The research group of Dr. Haruko Hayasaka, Department of Life Science, demonstrated that the cell response to chemokines* is regulated by receptor homo-dimerization in immune cells and cancer cells. *Chemokines: Low molecular-weight molecules that bind to their receptors and activate a signaling pathway for cell migration.
Article Title: Regulation of CCR7-dependent cell migration through CCR7 homodimer formation.
Authors: Kobayashi D (Kindai Univ./ Osaka Univ.), Endo M (Kindai Univ.), Ochi H (Kindai Univ.), Hojo H (Osaka Univ.), Miyasaka M (Osaka Univ.), Hayasaka H (Kindai Univ.).
Journal: Scientific Reports
doi:10.1038/s41598-017-09113-4 https://www.nature.com/articles/s41598-017-09113-4


・Homo-dimerization of the chemokine receptor CCR7 is a key mechanism for the efficient cell migration in lymphocytes and cancer cells.
・A novel CCR7-derived synthetic peptide attenuates CCR7-dependent cellular responses

The CCR7 contributes to various physiological and pathological processes, including lymphocyte migration to the lymphoid tissues and cancer metastasis to lymph nodes. Recent studies suggest that the efficacy of receptor-mediated signaling correlates with receptor homo- and hetero-oligomer formation, although the exact extent of contribution of the CCR7 oligomerization to cell migration remains unclear.

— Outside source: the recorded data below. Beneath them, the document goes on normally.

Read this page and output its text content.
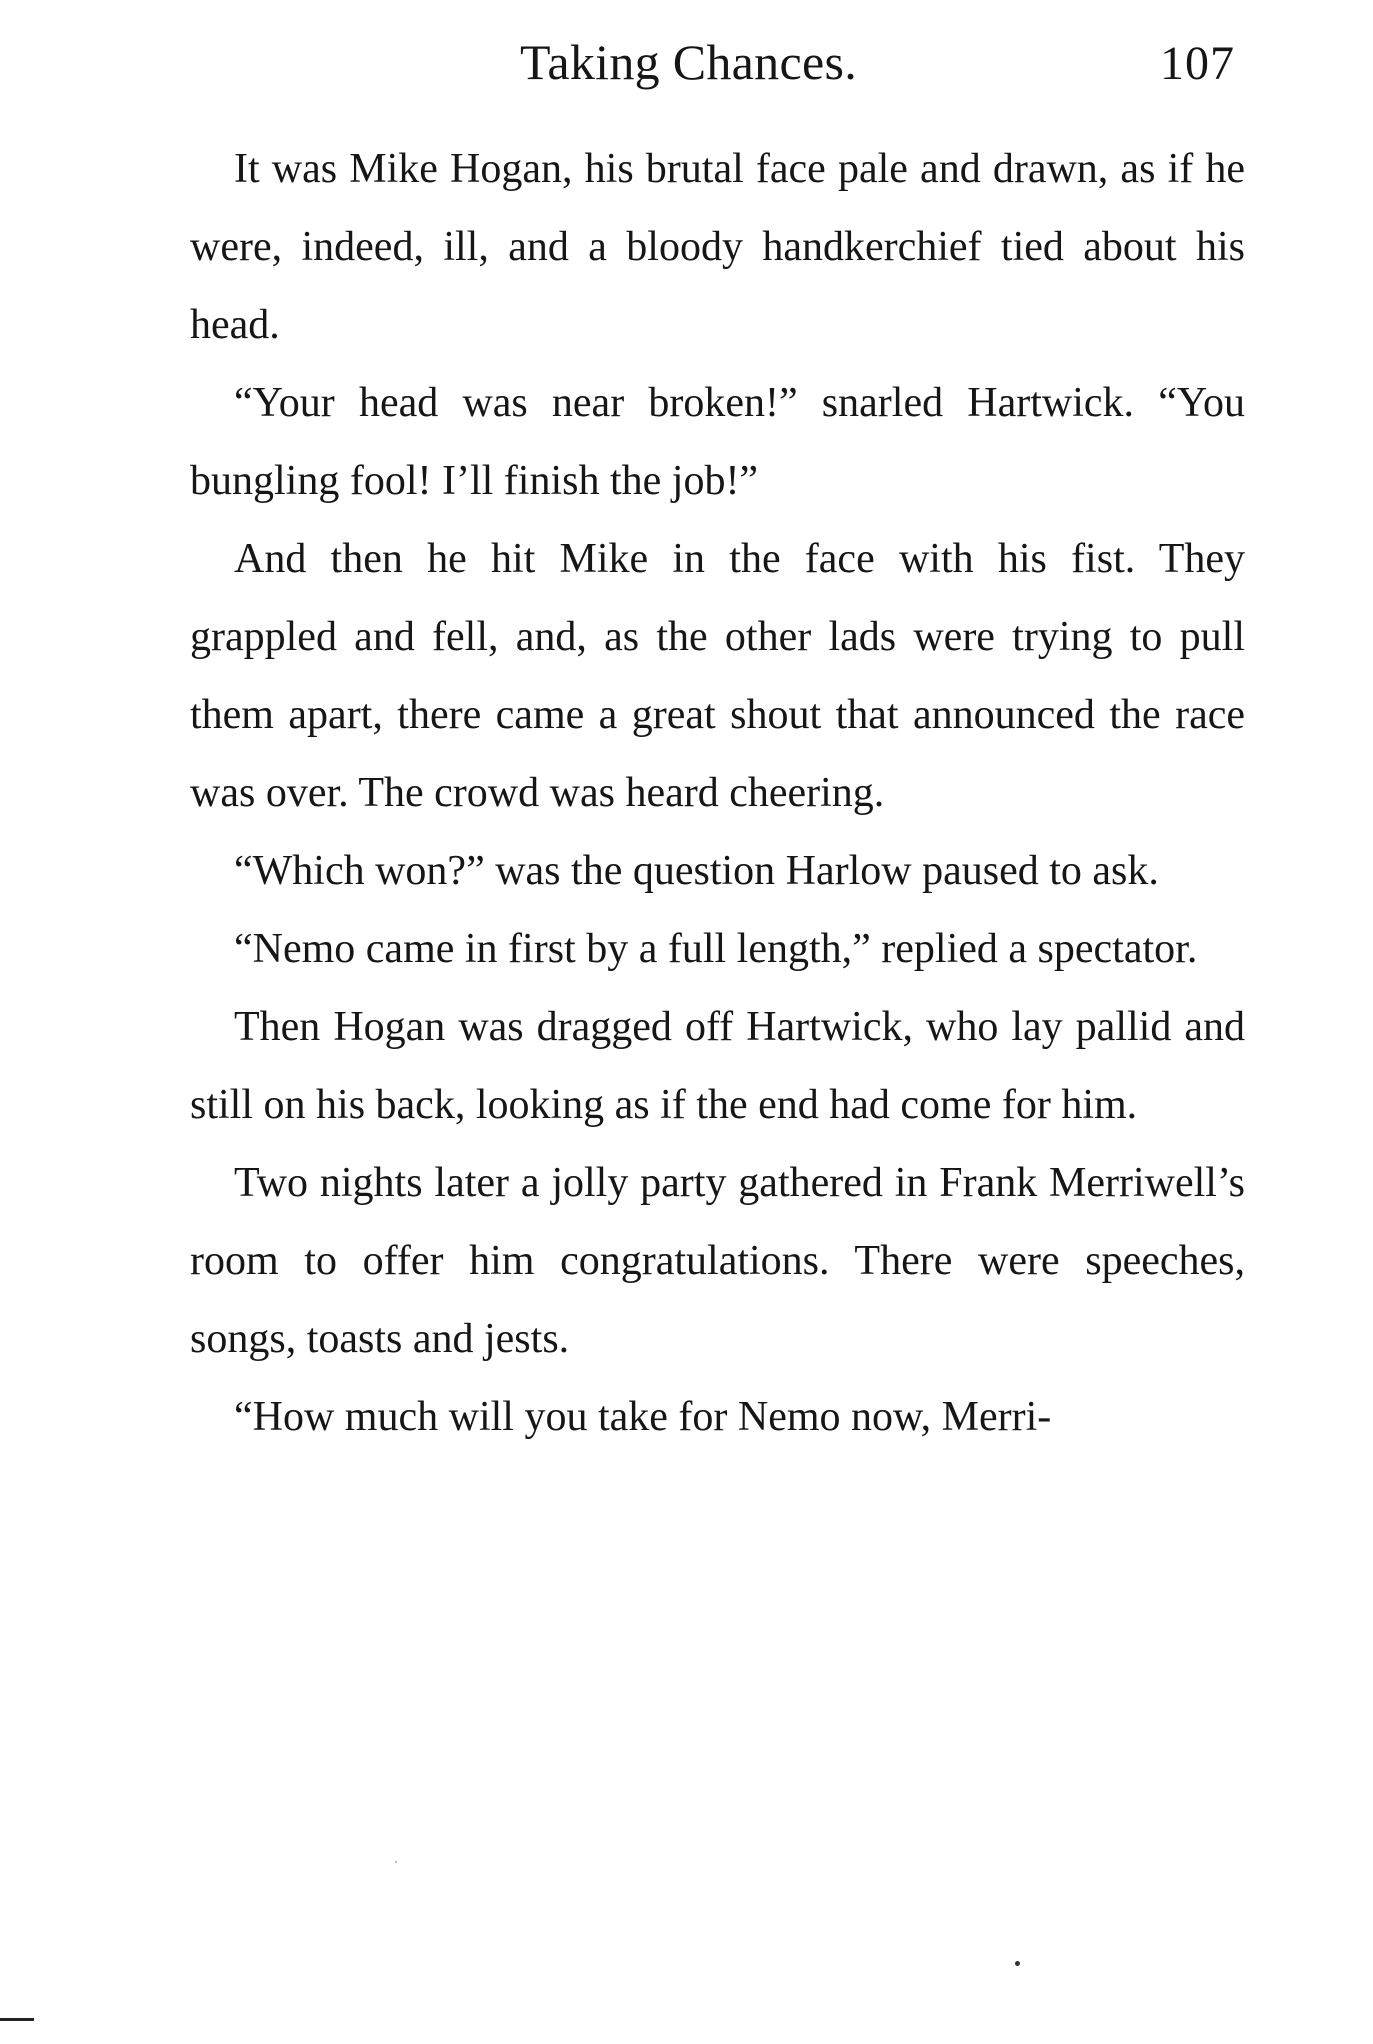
Taking Chances.	107

It was Mike Hogan, his brutal face pale and drawn, as if he were, indeed, ill, and a bloody handkerchief tied about his head.

“Your head was near broken!” snarled Hartwick. “You bungling fool! I’ll finish the job!”

And then he hit Mike in the face with his fist. They grappled and fell, and, as the other lads were trying to pull them apart, there came a great shout that announced the race was over. The crowd was heard cheering.

“Which won?” was the question Harlow paused to ask.

“Nemo came in first by a full length,” replied a spectator.

Then Hogan was dragged off Hartwick, who lay pallid and still on his back, looking as if the end had come for him.

Two nights later a jolly party gathered in Frank Merriwell’s room to offer him congratulations. There were speeches, songs, toasts and jests.

“How much will you take for Nemo now, Merri-
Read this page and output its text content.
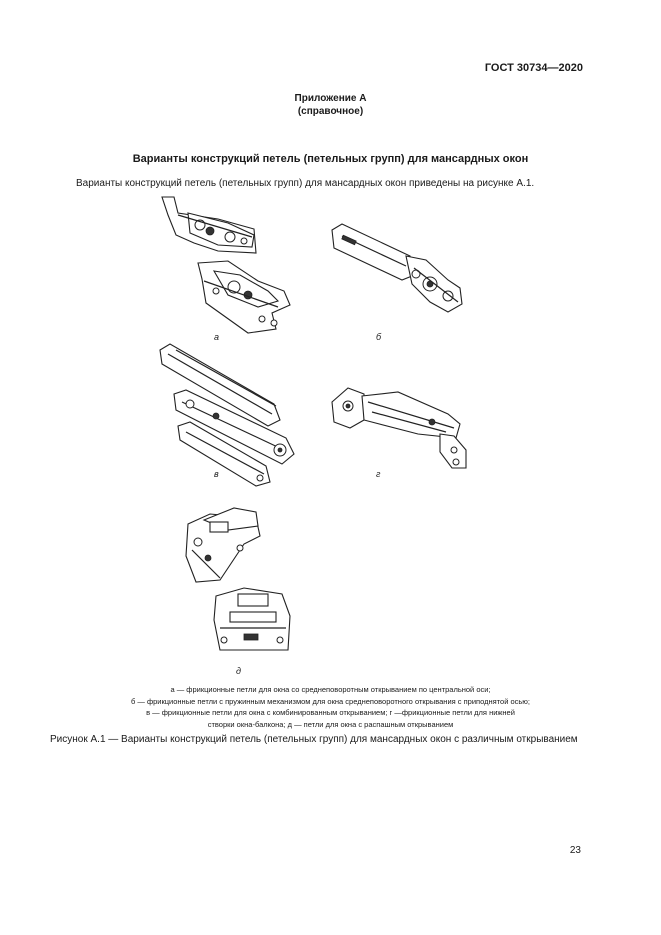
ГОСТ 30734—2020
Приложение А
(справочное)
Варианты конструкций петель (петельных групп) для мансардных окон
Варианты конструкций петель (петельных групп) для мансардных окон приведены на рисунке А.1.
а	б
в	г
д
а — фрикционные петли для окна со среднеповоротным открыванием по центральной оси;
б — фрикционные петли с пружинным механизмом для окна среднеповоротного открывания с приподнятой осью;
в — фрикционные петли для окна с комбинированным открыванием; г —фрикционные петли для нижней
створки окна-балкона; д — петли для окна с распашным открыванием
Рисунок А.1 — Варианты конструкций петель (петельных групп) для мансардных окон с различным открыванием
23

Hayasaka et. al. assessed the contribution of CCR7 dimerization to CCR7-dependent cell migration and intracellular signaling. Induction of stable CCR7 homo-dimerization by the iDimerize system resulted in an enhanced CCR7-dependent cell migration and CCR7 ligand binding, whereas that of hetero-dimerization between CCR7 and a different chemokine receptor did not. In contrast, dissociation of CCR7 homo-dimerization by a novel CCR7-derived synthetic peptide attenuated CCR7-dependent cellular responses.

In this study, Hayasaka et. al. provide new insights into the regulation of CCR7-dependent signaling through CCR7 dimerization. Given that the level of CCR7-dependent signaling is accompanied by CCR7 homo-dimerization in multiple cell types, CCR7-dependent cell migration may be controlled by CCR7 homo-dimerization in various biological contexts, such as metastatic progression in tumors and development of allergic dermatitis. At present, the CCR7-derived peptide is applicable only to in vitro experiments, due to its high hidrophobicity. Future studies are expected to develop modified peptides or chemical compounds that control the molecular equilibrium of CCR7 between monomeric and dimeric states.